DNA Sequencing
Next generation DNA sequencing (NGS) may soon have a role in relationship and forensic testing. Massively parallel DNA sequencing can reveal the nucleotide sequences of thousands of individual template DNA molecules within a given sample simultaneously. The variation that characterizes an individual sample is far beyond what is revealed through traditional Sanger sequencing, whether the sample is from a single source sample or a sample made up of DNAs from various individuals, such as might be found in an evidentiary sample. NGS is not only used to characterize nuclear DNA and RNA but also has applications for mtDNA analysis that focuses on the entire mitochondrial genome rather than just specific hypervariable regions (HVI and II). In addition, since the template size suited for NGS ranges from 200–400 basepairs, NGS is well suited to provide DNA typing information with badly degraded genomic DNA such as might be recovered from human remains.
In rare cases where monozygotic twins are tested as the alleged father or suspects in a forensic case, it has been demonstrated that NGS can be used to determine single nucleotide differences that can distinguish between ‘identical’ twins (Karow, 2013). Mutations that distinguish the twins occur just before or after the morula splits. In order to be transmitted to a child, they need to be present in the father’s germline. Samples used for the testing has included semen, blood, and buccal swabs; slight differences in the number of informative SNPs occurs in the various tissues, possibly due to mutations that continue to arise during the development of an embryo, with some present in the germline but not in other tissues and vice versa. Samples from both twins must be tested so that the SNPs differing in the twins can be compared to evidence collected at the crime scene. Because of the high error rate of NGS, confirmation of the difference(s) must be confirmed with traditional Sanger sequencing. It is expected that there would be no issues with introducing NGS in court because Sanger sequencing, a well-established method, is used to confirm the findings.
Because of the high number of missing persons cases and mass disasters, NGS is also finding use when mtDNA testing is used. Whole genome sequencing that increases the discrimination power of traditional mtDNA testing is required to identify individuals. It is also a higher throughput method than traditional Sanger sequencing and provides the opportunity to deconvolute mixtures when material contains DNA from more than one individual. It is expected that NGS will replace Sanger sequencing for all but a few forensic mtDNA cases in the next 5 years (Melton, 2014).

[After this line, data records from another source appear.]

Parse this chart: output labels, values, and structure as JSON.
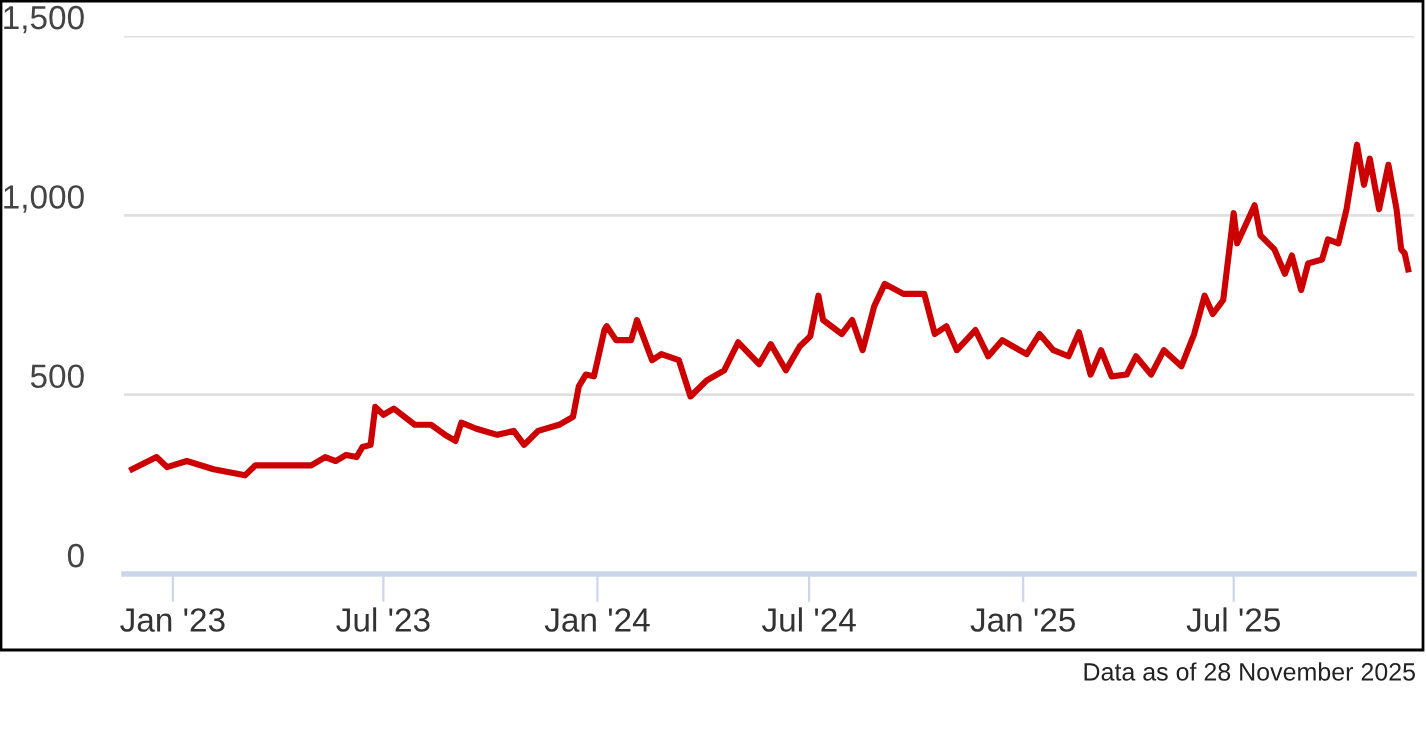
{
  "chart_data": {
    "type": "line",
    "x": [
      "2022-11-27",
      "2022-12-18",
      "2022-12-27",
      "2023-01-13",
      "2023-02-05",
      "2023-03-04",
      "2023-03-13",
      "2023-04-16",
      "2023-04-30",
      "2023-05-12",
      "2023-05-21",
      "2023-05-30",
      "2023-06-08",
      "2023-06-13",
      "2023-06-20",
      "2023-06-24",
      "2023-07-01",
      "2023-07-10",
      "2023-07-28",
      "2023-08-11",
      "2023-08-23",
      "2023-09-01",
      "2023-09-06",
      "2023-09-19",
      "2023-10-07",
      "2023-10-21",
      "2023-10-30",
      "2023-11-11",
      "2023-11-29",
      "2023-12-11",
      "2023-12-16",
      "2023-12-22",
      "2023-12-29",
      "2024-01-07",
      "2024-01-09",
      "2024-01-17",
      "2024-01-30",
      "2024-02-04",
      "2024-02-17",
      "2024-02-25",
      "2024-03-11",
      "2024-03-21",
      "2024-04-04",
      "2024-04-19",
      "2024-05-01",
      "2024-05-19",
      "2024-05-29",
      "2024-06-11",
      "2024-06-23",
      "2024-07-02",
      "2024-07-09",
      "2024-07-13",
      "2024-07-29",
      "2024-08-07",
      "2024-08-16",
      "2024-08-26",
      "2024-09-04",
      "2024-09-20",
      "2024-10-08",
      "2024-10-17",
      "2024-10-27",
      "2024-11-05",
      "2024-11-21",
      "2024-12-02",
      "2024-12-14",
      "2024-12-23",
      "2025-01-04",
      "2025-01-15",
      "2025-01-27",
      "2025-02-09",
      "2025-02-18",
      "2025-02-28",
      "2025-03-09",
      "2025-03-18",
      "2025-03-31",
      "2025-04-08",
      "2025-04-21",
      "2025-05-02",
      "2025-05-17",
      "2025-05-28",
      "2025-06-06",
      "2025-06-13",
      "2025-06-22",
      "2025-07-01",
      "2025-07-04",
      "2025-07-19",
      "2025-07-24",
      "2025-08-05",
      "2025-08-14",
      "2025-08-20",
      "2025-08-28",
      "2025-09-03",
      "2025-09-15",
      "2025-09-20",
      "2025-09-29",
      "2025-10-06",
      "2025-10-15",
      "2025-10-21",
      "2025-10-26",
      "2025-11-03",
      "2025-11-11",
      "2025-11-18",
      "2025-11-22",
      "2025-11-25",
      "2025-11-28"
    ],
    "series": [
      {
        "color": "#cc0000",
        "values": [
          292,
          326,
          298,
          315,
          292,
          275,
          303,
          303,
          303,
          326,
          315,
          332,
          326,
          354,
          360,
          466,
          444,
          461,
          416,
          416,
          388,
          371,
          422,
          405,
          388,
          399,
          360,
          399,
          416,
          438,
          523,
          556,
          551,
          680,
          691,
          652,
          652,
          708,
          596,
          613,
          596,
          495,
          540,
          568,
          646,
          585,
          641,
          568,
          635,
          663,
          776,
          708,
          669,
          708,
          624,
          747,
          809,
          781,
          781,
          669,
          691,
          624,
          680,
          607,
          652,
          635,
          613,
          669,
          624,
          607,
          674,
          556,
          624,
          551,
          556,
          607,
          556,
          624,
          579,
          669,
          776,
          725,
          764,
          1006,
          922,
          1028,
          944,
          905,
          837,
          888,
          792,
          866,
          877,
          933,
          922,
          1017,
          1197,
          1085,
          1158,
          1017,
          1141,
          1017,
          905,
          894,
          849
        ]
      }
    ],
    "xlim": [
      "2022-11-20",
      "2025-12-03"
    ],
    "xticks": [
      {
        "value": "2023-01-01",
        "label": "Jan '23"
      },
      {
        "value": "2023-07-01",
        "label": "Jul '23"
      },
      {
        "value": "2024-01-01",
        "label": "Jan '24"
      },
      {
        "value": "2024-07-01",
        "label": "Jul '24"
      },
      {
        "value": "2025-01-01",
        "label": "Jan '25"
      },
      {
        "value": "2025-07-01",
        "label": "Jul '25"
      }
    ],
    "ylim": [
      0,
      1500
    ],
    "yticks": [
      {
        "value": 0,
        "label": "0"
      },
      {
        "value": 500,
        "label": "500"
      },
      {
        "value": 1000,
        "label": "1,000"
      },
      {
        "value": 1500,
        "label": "1,500"
      }
    ],
    "grid": "y",
    "legend": false,
    "marker": "none",
    "line_style": "solid",
    "annotations": [
      "Data as of 28 November 2025"
    ]
  }
}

A number of NGS kits have recently been developed that can simultaneously amplify autosomal, mitochondrial, and Y-STRs in combination with single nucleotide repeats (SNPs). This substantially increases the amount of data that can be obtained from a single sample but still allows compatibility with established criminal databases such as Combined DNA Index System (CODIS). Although traditional STR typing using capillary electrophoresis is the more cost-effective method, NGS can extend the capabilities of a laboratory to obtain DNA profiles from compromised samples and can provide additional information, such as probable ancestry and physical features of the individual whose DNA is being tested. These kits or similar ones could also be used in relationship testing laboratories, particularly when the sample is a nontraditional one (i.e., not blood or a buccal swab). There are laboratories that are currently using a noninvastive prenatal paternity test (Ryan et al., 2013). Fetal cell-free DNA (cfDNA) typically comprises <20% of the total cfDNA in maternal plasma; cfDNA is highly fragmented. SNP microarrays or NGS has been used to characterize the fetal cfDNA and compare it to the DNA from an alleged father and a mother in a prenatal parentage test. Aggregating data from over 300 000 SNPs allows for highly accurate paternity determinations. The ability to separate out the fetal cfDNA can also allow for testing for chromosomal abnormalities using NGS (Avent, 2012).